One of the six different bills in the new legislation bundle intends to prevent the city from contracting with companies recently convicted of wage theft, or illegal non- or underpayment of wages, a crime often committed against immigrants and refugees. Other changes include establishing an Office of Multicultural Affairs and ensuring that city services and opportunities are not affected by one’s citizenship or immigration status — all changes that will make Pittsburgh a better city for immigrants.

But the changes are one step short of declaring Pittsburgh a “sanctuary city” — a distinction that would protect undocumented immigrants in Pittsburgh from being prosecuted by state police for violating federal immigration laws. Many people in Pittsburgh have called for the city to make the commitment, and students on Pitt’s campus have demanded the university make similar vows. Over 50 students at Pitt participated in a ‘walk-out’ in November 2016 to urge the University to become a safe space for undocumented immigrants and Pittsburgh City Council discussed the issue in terms of the city at the same time.

Sen. Pat Toomey has spoken out against the sanctuary status declarations, claiming they release dangerous criminals in cities and treat legal immigrants who waited in line and sought citizenship through legal channels unfairly.

When The Pitt News asked Gilman why he didn’t consider including anything about the city’s sanctuary status in this new package of legislation, Gilman stated in an email that he “worked for months with a group of non-profit, business, faith-based, university, immigrant services and refugee resettlement groups to draft legislation that THEY felt would be most impactful.”

With both President-elect Trump and Senator Pat Toomey stating they plan to eliminate funding in the new administration for cities that declare a sanctuary status, the legislation could be a way to toe the line, making sure Pittsburgh is both a welcoming and a fully federally funded city.
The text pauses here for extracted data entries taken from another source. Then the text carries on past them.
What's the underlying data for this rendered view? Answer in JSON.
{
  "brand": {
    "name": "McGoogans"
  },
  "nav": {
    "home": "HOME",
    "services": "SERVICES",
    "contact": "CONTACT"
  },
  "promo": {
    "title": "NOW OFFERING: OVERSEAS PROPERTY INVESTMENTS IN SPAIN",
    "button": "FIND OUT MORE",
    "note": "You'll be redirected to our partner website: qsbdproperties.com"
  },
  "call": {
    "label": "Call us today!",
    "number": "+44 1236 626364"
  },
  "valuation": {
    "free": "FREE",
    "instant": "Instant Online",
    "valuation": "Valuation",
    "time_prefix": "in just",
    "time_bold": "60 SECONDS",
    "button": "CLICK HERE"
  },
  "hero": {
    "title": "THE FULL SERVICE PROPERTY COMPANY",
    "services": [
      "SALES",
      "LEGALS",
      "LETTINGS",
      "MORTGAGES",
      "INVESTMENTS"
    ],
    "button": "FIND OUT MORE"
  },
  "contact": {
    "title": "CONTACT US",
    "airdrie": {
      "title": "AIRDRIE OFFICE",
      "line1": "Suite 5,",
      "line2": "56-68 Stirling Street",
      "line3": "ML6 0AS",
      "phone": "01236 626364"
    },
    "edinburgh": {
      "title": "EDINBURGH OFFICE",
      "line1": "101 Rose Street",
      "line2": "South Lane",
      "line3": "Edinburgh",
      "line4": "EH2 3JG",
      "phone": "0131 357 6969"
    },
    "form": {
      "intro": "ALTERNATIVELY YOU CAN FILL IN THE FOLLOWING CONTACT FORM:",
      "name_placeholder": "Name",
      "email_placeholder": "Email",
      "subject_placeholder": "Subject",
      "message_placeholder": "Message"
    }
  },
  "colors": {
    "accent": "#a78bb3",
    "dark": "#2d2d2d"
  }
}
Gilman said the legislation was built with support from immigrant and refugee communities and “has nothing to do with the President-elect,” but the proposal comes with only days left in the pre-Trump America.  

Despite Gilman’s intentions, questions about if the new legislation will be enforced effectively still arise. Gilman stated in an email to The Pitt News that the most important part of making his legislation impactful was his already-established relationship with community partners and support from Mayor Bill Peduto, which the legislation has already received.

Peduto has been supporting inclusivity of immigrants in Pittsburgh since his Welcoming Pittsburgh Plan in 2015 and his declaration that Pittsburgh is a “City for All” in November 2016. These are both examples of initiatives put forth — not merely supported — by the Mayor himself, and they’ve yet to garner much actual positive change for immigrant communities, as is evidenced by the need for Gilman’s legislation in the first place.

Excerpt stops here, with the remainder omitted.